As with most recipes I find, I made a few variations before setting the beef out to marinate for a week in my basement. The final product, pictured below was very flavorful and had a major umami quality to it. When you get ready to cook the brisket, be mindful to give the flesh a good rinse, or some may find the meat a bit too salty.
Irish "Corned" Beef - Spiced Beef
The following are the ingredients for spicing a six-pound joint.
- 3 bay leaves
- 1 t cloves
- 6 blades mace
- 1 level t peppercorns
- 1 clove garlic (added a few extra cloves)
- 1 t allspice
- 2 heaped T brown sugar (I used honey)
- 2 heaped t Salt peter (omitted)
- 1 pound of salt (I used 1/2 pound sea salt)
For cooking the meat you will need:
- 1 six pound lean joint of beef
- 3 sliced carrots (added onions + turnips)
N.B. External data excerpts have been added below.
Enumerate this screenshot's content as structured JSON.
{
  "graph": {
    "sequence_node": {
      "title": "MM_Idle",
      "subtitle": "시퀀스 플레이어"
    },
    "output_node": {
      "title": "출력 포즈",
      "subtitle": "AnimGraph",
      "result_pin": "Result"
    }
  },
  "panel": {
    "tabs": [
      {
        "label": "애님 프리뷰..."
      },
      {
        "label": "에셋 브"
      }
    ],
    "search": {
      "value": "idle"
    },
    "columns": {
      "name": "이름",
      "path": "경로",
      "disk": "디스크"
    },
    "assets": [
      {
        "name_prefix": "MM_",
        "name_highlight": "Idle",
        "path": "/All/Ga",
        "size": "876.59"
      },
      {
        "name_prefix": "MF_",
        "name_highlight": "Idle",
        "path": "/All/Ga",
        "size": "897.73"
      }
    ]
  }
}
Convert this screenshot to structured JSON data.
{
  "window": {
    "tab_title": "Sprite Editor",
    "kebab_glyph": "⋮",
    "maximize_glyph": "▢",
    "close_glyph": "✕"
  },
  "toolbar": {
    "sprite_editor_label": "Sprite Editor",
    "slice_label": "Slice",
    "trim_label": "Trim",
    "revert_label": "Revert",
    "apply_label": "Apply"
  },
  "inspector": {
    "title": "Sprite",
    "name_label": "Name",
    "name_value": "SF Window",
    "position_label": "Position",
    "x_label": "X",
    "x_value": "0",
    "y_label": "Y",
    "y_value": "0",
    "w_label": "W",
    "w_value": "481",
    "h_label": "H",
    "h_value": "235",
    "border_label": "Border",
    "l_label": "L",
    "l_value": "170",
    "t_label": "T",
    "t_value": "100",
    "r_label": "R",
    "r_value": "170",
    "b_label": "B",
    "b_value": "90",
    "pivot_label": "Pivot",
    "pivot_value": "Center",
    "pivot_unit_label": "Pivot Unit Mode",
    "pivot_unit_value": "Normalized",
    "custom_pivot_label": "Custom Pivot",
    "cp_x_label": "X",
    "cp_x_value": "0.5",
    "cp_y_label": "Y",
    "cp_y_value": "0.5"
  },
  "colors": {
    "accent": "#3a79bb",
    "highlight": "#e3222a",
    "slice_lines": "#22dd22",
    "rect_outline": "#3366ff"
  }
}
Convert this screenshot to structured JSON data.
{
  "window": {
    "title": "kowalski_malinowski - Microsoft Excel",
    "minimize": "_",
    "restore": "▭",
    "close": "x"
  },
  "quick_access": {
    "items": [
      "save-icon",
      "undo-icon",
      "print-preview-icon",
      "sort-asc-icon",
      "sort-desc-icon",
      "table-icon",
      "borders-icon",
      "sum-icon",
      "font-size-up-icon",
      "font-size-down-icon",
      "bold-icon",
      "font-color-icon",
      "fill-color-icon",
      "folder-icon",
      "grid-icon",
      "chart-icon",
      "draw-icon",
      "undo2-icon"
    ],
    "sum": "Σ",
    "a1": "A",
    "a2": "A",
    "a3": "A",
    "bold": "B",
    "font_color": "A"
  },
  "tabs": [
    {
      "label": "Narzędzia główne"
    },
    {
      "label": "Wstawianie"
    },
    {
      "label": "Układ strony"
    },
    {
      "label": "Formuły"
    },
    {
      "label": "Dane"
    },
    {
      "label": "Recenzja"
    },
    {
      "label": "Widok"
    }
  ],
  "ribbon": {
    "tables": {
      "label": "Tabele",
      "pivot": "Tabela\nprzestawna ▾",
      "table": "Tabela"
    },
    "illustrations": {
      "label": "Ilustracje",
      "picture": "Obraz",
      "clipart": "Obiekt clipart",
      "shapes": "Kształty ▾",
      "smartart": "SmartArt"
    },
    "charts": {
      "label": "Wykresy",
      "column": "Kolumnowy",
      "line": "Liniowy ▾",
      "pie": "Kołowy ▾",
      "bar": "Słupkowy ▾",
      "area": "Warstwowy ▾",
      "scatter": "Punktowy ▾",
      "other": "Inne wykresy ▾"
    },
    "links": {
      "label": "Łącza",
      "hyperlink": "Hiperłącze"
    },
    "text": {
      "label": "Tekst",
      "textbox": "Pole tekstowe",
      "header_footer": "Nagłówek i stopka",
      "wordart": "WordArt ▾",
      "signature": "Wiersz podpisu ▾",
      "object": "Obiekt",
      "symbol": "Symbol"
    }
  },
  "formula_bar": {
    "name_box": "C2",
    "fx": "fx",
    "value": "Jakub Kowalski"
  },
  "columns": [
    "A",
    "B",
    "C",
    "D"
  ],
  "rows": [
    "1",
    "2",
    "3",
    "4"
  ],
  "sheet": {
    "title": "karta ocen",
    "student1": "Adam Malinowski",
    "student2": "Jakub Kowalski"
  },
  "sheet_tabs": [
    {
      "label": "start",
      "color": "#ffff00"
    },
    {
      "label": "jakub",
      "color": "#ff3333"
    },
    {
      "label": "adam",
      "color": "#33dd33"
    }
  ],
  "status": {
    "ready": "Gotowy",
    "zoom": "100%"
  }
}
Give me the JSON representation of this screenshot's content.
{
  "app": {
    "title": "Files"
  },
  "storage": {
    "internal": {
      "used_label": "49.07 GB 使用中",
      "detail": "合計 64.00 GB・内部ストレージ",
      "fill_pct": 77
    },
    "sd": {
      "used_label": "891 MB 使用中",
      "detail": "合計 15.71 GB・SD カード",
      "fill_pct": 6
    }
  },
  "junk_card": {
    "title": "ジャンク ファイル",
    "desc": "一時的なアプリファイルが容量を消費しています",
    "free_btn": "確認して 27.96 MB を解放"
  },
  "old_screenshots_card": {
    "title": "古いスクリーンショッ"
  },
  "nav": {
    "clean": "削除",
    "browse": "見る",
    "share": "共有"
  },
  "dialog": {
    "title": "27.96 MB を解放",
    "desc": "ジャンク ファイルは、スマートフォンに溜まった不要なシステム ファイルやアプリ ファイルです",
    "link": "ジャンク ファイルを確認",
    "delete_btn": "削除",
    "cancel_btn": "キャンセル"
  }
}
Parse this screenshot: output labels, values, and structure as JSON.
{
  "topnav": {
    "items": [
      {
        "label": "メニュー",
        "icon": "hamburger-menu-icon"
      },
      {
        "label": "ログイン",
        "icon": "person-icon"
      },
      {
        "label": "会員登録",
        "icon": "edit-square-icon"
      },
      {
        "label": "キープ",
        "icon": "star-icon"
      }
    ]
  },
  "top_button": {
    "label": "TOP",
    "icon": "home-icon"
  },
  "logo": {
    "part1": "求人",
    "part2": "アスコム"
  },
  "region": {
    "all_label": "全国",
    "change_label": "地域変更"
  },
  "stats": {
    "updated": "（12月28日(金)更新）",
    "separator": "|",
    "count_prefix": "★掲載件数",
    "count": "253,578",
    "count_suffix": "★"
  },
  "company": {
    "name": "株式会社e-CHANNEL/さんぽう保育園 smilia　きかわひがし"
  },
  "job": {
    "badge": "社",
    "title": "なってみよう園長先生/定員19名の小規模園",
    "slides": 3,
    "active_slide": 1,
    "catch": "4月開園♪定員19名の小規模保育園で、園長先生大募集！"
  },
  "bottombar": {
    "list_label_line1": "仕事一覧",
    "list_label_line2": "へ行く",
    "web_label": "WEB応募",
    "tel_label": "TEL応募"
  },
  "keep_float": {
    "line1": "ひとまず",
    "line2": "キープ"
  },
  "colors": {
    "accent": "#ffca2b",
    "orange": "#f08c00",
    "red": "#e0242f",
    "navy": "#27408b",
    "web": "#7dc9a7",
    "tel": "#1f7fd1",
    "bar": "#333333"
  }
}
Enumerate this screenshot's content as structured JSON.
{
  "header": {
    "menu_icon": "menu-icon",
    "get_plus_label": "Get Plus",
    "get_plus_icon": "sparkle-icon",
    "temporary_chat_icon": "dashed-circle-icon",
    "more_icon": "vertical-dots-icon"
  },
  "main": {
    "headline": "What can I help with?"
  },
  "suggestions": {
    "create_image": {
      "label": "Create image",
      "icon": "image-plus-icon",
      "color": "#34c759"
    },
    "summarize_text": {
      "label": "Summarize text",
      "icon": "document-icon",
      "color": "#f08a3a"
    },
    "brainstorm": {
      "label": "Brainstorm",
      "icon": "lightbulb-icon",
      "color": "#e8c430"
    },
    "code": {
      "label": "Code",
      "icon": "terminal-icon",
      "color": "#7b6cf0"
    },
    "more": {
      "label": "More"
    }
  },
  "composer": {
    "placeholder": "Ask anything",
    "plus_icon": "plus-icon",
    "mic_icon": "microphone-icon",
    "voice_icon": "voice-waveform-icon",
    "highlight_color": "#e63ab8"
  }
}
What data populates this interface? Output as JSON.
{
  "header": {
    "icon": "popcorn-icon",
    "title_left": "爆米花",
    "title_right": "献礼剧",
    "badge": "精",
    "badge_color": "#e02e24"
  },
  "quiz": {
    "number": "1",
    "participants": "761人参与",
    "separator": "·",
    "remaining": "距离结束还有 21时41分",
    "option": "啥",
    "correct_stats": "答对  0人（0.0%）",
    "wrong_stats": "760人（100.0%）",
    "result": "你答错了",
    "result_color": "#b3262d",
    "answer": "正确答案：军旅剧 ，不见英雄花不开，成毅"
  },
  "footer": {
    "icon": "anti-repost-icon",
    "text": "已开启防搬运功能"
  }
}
- 1/2 pint guinness ( I used a local brew)
- a bunch of mixed herbs
- 1 t ground cloves
- 1 t ground allspice
Rub all the dry ingredients together, then pound in the bay leaves and garlic. Stand the meat in a large earthenware or glass dish and rub the spicing mixture thoroughly all over it. This should be done every day for a week, taking the spicing mixture from the bottom of the dish and turning the meat twice. Then wash the meat, and tie it into a convenient shape for cooking.
Sprinkle over about 1 t each of mixed allspice and ground cloves, then put it into a large saucepan on a bed of the chopped vegetables. Barely cover with warm water, put the lid on and simmer gently for five hours. During the last hour add the guinness.